Kitabında da okuluna yer vermiş. Pertevniyal dendiğinde aklıma hemen Prof. Dr. Cem’i Demiroğlu gelir. Boğaziçi Üniversitesi’ni bitirdikten sonra İstanbul Üniversitesi Rektörlüğü Halkla İlişkiler, Tanıtım ve Dokümantasyon Bölümü’nde müdür yardımcı olarak göreve başlamıştım. Bölümün kurucusu sevgili Semiha Baban’dı. Bir yıl sonra da İ.Ü. Bülteni Yazı İşleri müdürü oldum. Rektörümüz de Cem’i Bey’di. 1981 yılında dünyada kutlanması UNESCO tarafından ilan edilen “Atatürk’ün Doğumunun 100. Yılı” nedeniyle Roma’da gerçekleşen “Türk Haftası”: “Atatürk: Tradizione e Cultura”da T.C. Başbakanlık onayıyla Ord. Prof. Dr. Anna Masala ile koordinatörlüğü üstlendim ve Cem’i Bey ve seçilen diğer kıymetli hocalarımız ile birlikte Roma Üniversitesi’nde ülkemizi temsil etmiştik. Bu dosyam hayli hacimli, belgeli. Hazırlamakta olduğum “Pera Aşkları” kitabında detaylı geleceğe aktarılacak, kısmetse.
Rektörlük o tarihte Horhor’da Suphi Paşa Konağı’nda idi. Biz üçüncü kata idik. Rektör, rektör yardımcıları; Prof. Dr. Fikri Şenocak ve Prof. Dr. Akın İlkin. Makamları katın sol tarafında, bizim bölümümüz de sağ tarafında boydan boya idi. Tavanlar yüksekti. Camlar oldukça genişti ve caddeye bakardı. Ofis demirden kitaplık bölmeleri ile ayrılmıştı. Çok güzel bir şöminesi vardı. Holde antika bir piyano dururdu. Duvarlarında antika tablolar asılıydı ve demirbaşa kayıtlı idi. Sami Güner Bey gelip fotoğraflarını çekmişti. Nişanlım Ersin Ural da beni ziyarete geldiğinde piyano çalmıştı. Ne güzel akustik bir ses yayılmıştı bu güzel konağa.

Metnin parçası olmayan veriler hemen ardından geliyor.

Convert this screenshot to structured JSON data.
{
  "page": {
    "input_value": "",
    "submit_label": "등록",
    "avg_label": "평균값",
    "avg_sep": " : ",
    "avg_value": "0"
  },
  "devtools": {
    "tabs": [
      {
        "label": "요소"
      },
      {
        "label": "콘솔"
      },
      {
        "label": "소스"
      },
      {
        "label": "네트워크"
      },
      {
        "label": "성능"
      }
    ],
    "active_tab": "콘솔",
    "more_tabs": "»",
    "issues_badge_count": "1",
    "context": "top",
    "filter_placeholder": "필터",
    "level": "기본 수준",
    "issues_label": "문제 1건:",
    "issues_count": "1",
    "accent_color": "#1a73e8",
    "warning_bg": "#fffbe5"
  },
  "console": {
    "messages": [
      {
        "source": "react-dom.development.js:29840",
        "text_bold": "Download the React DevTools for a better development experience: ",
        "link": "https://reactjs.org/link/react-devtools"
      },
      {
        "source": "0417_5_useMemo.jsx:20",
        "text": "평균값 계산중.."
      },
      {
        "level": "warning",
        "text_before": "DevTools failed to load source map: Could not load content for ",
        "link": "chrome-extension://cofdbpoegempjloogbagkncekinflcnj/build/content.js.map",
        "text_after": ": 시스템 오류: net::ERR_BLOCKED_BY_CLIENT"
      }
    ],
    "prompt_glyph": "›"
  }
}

Cem’i Bey, fevkalade zeki bir insandı. Bir yazı gösterdiğimde, şöyle bir bakar ve hemen cevabını verirdi. Nasıl o kadar çabuk okuduğunu ve muhakeme ederek doğru yanıtı verdiğini hayranlıkla düşünürdüm. Lisede de zekasına atıfla anıldığını biliyorum. Zarif bir insandı. Hem görünüş olarak zarifti, hem de hitabet konusunda da zarifti ve bir an aklında düşünür ve sözlerini özenle seçerdi. Böyle durumlarda Hacettepe’deki hocam Doç. Dr. Emre Kongar’ın bazı sınıf arkadaşlarımıza ders işlerken “Ağzımdan kaçtı diye bir söz olamaz. Beyninden geçirerek ifade edeceksin” gibi öğütleri aklıma gelirdi. Cem’i Bey, bazen espri yapardı. Zeki idi esprileri de. Simidi severdi. Horhor’un simidi de güzel olurdu, çıtır çıtır. Henüz 22 yaşımdaydım, ama bana güvendiğini, çalışkanlığımı takdir ettiğini hep hissettim. “Sende kalsın” diye bana emanet ettiği mektup, fotoğraf, kitap 1981 yılından itibaren anılarıyla arşivimde.
Eşi Nurten Hanım da pek kibar bir hanımefendi idi. İngiliz Dili ve Edebiyatı mezunu idi. Kışın Şişli’deki evde idiler. Bazen Cem’i Bey ile Şişli’deki dairelerine giderdim. Asansör kullanmazdı. Babam yaşında olmasına rağmen, çok dinç çıkardı merdivenleri. Bir defasında Florya’daki evlerine gitmiştik. Dört kez üst üste rektör seçilmiş olması da İstanbul Üniversitesi Rektörlük makamı için bir rekor olabilir diye düşünüyorum. Ne yazık ki bizim Uyumkent’teki yazlığımızın sahilinde yer alan Silivri’deki Altınorak Sitesi’nde denizde ebediyete intikâl etti. Hayli anım var. Nur içinde yatsın. Her Florence Nightingale Hastanesi’ne gittiğimizde, her yılki rutin kontrollerimize, ruhunu şad ederim. Anılarımız aklıma gelir.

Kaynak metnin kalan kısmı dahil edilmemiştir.